The initial stage of the REACH Ely implementation involves scoping and developing fifty case studies on church buildings and community characteristics with informants from a subset of deaneries and parishes in the Diocese of Ely.
The team is selecting case study materials from a range of self-selected approaches from local churches, and also via publicity and presentations at deanery engagement meetings, which has helped generate the list of 39 case study locations. The remaining cases will be selected using available statistical data from the diocese of Ely and the Church of England databases. At this initial stage, in-depth interviews have been conducted at churches within the Cambridge North and South, and Granta deaneries. Other case locations include churches from the deaneries of Ely, Yaxley, St Ives, St Neots, Shingay, North Stowe, March, Huntingdon, Fincham and Feltwell, and Wisbech Lynn Marshland.

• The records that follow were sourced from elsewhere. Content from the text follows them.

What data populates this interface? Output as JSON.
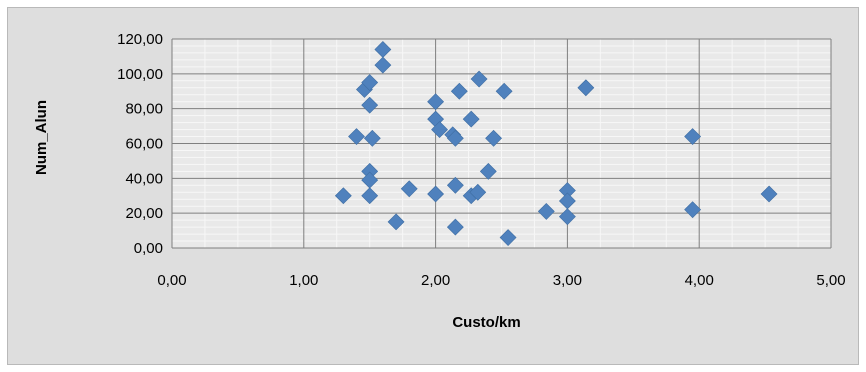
{
  "chart_data": {
    "type": "scatter",
    "xlabel": "Custo/km",
    "ylabel": "Num_Alun",
    "xlim": [
      0,
      5
    ],
    "ylim": [
      0,
      120
    ],
    "x_ticks": [
      "0,00",
      "1,00",
      "2,00",
      "3,00",
      "4,00",
      "5,00"
    ],
    "y_ticks": [
      "0,00",
      "20,00",
      "40,00",
      "60,00",
      "80,00",
      "100,00",
      "120,00"
    ],
    "grid": true,
    "legend": "none",
    "marker_color": "#4f81bd",
    "series": [
      {
        "points": [
          [
            1.3,
            30
          ],
          [
            1.4,
            64
          ],
          [
            1.46,
            91
          ],
          [
            1.5,
            95
          ],
          [
            1.5,
            82
          ],
          [
            1.5,
            44
          ],
          [
            1.5,
            39
          ],
          [
            1.5,
            30
          ],
          [
            1.52,
            63
          ],
          [
            1.6,
            114
          ],
          [
            1.6,
            105
          ],
          [
            1.7,
            15
          ],
          [
            1.8,
            34
          ],
          [
            2.0,
            84
          ],
          [
            2.0,
            74
          ],
          [
            2.0,
            31
          ],
          [
            2.03,
            68
          ],
          [
            2.13,
            65
          ],
          [
            2.15,
            63
          ],
          [
            2.15,
            36
          ],
          [
            2.15,
            12
          ],
          [
            2.18,
            90
          ],
          [
            2.27,
            74
          ],
          [
            2.27,
            30
          ],
          [
            2.32,
            32
          ],
          [
            2.33,
            97
          ],
          [
            2.4,
            44
          ],
          [
            2.44,
            63
          ],
          [
            2.52,
            90
          ],
          [
            2.55,
            6
          ],
          [
            2.84,
            21
          ],
          [
            3.0,
            33
          ],
          [
            3.0,
            27
          ],
          [
            3.0,
            18
          ],
          [
            3.14,
            92
          ],
          [
            3.95,
            64
          ],
          [
            3.95,
            22
          ],
          [
            4.53,
            31
          ]
        ]
      }
    ]
  }
}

Within the diocese, the percentage of population that has little or no relationship with the church reaches about 97 per cent, which raises concerns about the future of churches and their assets. Yet it is the ambition of the Taylor Report, and also the REACH Ely project, that the future sustainability of church buildings should be in the hands of that very 97 per cent who are not currently engaged with the church.
Church visits and observations helped develop interview questions around the topics: the church and its buildings; fundraising; community events; communication and engagement; challenges and lessons learned. By developing case studies, the project asks whether churches have been able to engage with the 98 per cent effectively. Some churches and communities are brilliant at this already – their experiences and challenges are important to learn from for the benefit of the others. Some churches and communities are also finding effective community engagement a real struggle – the project is examining those too.